L’île de Taïwan est de facto séparée politiquement de la Chine depuis 1949 et la fin de la guerre civile qui a vu les troupes nationalistes se réfugier sur l’île. Mais Pékin considère toujours Taïwan comme l’une de ses provinces. Ce principe d’une « Chine unique » a été gravé dans le marbre de la diplomatie sino-américaine par la rencontre entre Richard Nixon et Mao Zedong en 1972. En acceptant de parler par téléphone avec la présidente taïwanaise Tsai Ing-wen le 2 décembre, le président élu a rompu avec l’engagement pris par Washington de ne pas entretenir de relations officielles avec les autorités de l’île.

La visite de Nixon en Chine en 1972

Pourquoi cette rupture de la ligne diplomatique ?

« Je ne veux pas que la Chine me dicte ce que je dois faire », a déclaré Donald Trump sur la chaîne Fox. Le milliardaire a expliqué qu’il aurait été insultant de pas répondre à l’appel de Tsai Ing-wen, qui voulait le féliciter pour sa victoire : « Cela a été un appel très agréable et court. Au nom de quoi une autre nation pourrait-elle dire que je ne peux pas prendre un appel ? ». Au passage, il a affirmé avoir été informé de cet appel seulement quelques heures auparavant, et non des semaines voire des mois à l’avance, comme l’a notamment affirmé le Washington Post.

La menace comme base de négociations

« Je ne sais pas pourquoi nous devons être liés à une politique d’une Chine unique, à moins que nous passions un accord avec la Chine pour obtenir d’autres choses, y compris sur le commerce », a encore déclaré Donald Trump. Le président élu n’est pas le premier républicain à remettre en cause la « Chine unique », mais sa volonté de l’utiliser comme base de négociations est nouvelle.

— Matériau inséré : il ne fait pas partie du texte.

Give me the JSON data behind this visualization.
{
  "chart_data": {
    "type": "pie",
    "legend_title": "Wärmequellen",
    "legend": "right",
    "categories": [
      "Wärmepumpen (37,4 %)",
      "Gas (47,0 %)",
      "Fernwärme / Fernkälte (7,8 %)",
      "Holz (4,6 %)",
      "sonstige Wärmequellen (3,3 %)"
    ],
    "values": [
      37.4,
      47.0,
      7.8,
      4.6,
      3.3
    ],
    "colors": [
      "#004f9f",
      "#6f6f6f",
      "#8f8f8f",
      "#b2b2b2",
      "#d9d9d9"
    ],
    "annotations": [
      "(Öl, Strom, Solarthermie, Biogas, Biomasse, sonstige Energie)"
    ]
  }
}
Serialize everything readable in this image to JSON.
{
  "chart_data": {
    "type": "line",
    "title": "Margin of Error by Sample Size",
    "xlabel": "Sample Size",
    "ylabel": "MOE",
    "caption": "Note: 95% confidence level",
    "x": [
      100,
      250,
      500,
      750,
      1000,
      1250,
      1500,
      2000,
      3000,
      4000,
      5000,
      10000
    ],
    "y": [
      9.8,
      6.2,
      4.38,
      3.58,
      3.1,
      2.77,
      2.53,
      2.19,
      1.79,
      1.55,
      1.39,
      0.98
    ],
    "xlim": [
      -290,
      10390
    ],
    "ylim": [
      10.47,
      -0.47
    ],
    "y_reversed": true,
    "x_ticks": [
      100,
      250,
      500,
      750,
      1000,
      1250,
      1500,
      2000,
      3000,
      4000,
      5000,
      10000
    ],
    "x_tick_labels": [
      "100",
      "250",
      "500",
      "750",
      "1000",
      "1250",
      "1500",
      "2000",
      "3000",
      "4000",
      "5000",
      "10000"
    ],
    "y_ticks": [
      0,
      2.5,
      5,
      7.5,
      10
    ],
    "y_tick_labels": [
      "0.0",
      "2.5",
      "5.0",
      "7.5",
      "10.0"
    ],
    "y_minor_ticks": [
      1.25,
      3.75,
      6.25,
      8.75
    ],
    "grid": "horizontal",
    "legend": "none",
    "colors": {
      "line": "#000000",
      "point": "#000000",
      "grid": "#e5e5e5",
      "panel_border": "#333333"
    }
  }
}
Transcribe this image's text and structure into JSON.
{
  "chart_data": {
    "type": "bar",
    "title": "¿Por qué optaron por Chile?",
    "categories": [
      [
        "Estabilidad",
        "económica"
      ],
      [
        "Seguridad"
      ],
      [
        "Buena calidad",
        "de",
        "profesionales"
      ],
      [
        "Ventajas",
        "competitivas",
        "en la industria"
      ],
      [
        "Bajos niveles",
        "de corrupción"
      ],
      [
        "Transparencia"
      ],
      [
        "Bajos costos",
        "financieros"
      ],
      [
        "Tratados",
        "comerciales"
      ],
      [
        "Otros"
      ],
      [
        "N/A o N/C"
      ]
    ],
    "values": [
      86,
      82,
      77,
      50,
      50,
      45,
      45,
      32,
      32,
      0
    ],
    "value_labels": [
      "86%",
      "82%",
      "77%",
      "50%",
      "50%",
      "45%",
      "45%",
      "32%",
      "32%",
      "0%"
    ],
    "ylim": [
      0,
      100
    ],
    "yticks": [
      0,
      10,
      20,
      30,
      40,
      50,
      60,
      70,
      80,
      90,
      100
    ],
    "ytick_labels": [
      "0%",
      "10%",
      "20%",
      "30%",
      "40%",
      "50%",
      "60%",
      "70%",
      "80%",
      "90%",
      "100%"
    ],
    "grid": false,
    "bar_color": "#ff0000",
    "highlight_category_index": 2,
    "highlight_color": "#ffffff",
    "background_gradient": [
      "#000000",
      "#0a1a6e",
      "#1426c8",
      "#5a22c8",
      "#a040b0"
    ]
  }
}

« Le message de Trump à la Chine est : « Vous n’allez pas nous mener à la baguette en nous dictant vos conditions, c’est nous qui allons vous dicter nos conditions » », résume l’expert en relations internationales Nick Bisley dans le Guardian. « Il montre aussi, volontairement ou non, qu’il n’y a pas de « vaches sacrées » dans la politique étrangère américaine, que ce soit en Asie ou ailleurs ». Une nouveauté qui court le risque d’irriter Pékin, estiment des experts de l’Asie dans le New York Times.

Un journal chinois a d’ailleurs mis en garde lundi Donald Trump, l’accusant d’être « aussi ignorant en diplomatie qu’un enfant ». Si le prochain président américain soutient ouvertement l’indépendance de Taïwan, Pékin pourrait alors soutenir « des forces hostiles aux Etats-Unis », menace l’auteur de l’article paru dans le quotidien nationaliste Global Times.

Si Washington devait revenir sur cet engagement, « il ne saurait plus être question de croissance saine et régulière des relations sino-américaines ni de la coopération bilatérale dans d’importants domaines », a aussi averti lundi lors d’un point de presse le porte-parole du ministère chinois des Affaires étrangères, Geng Shuang.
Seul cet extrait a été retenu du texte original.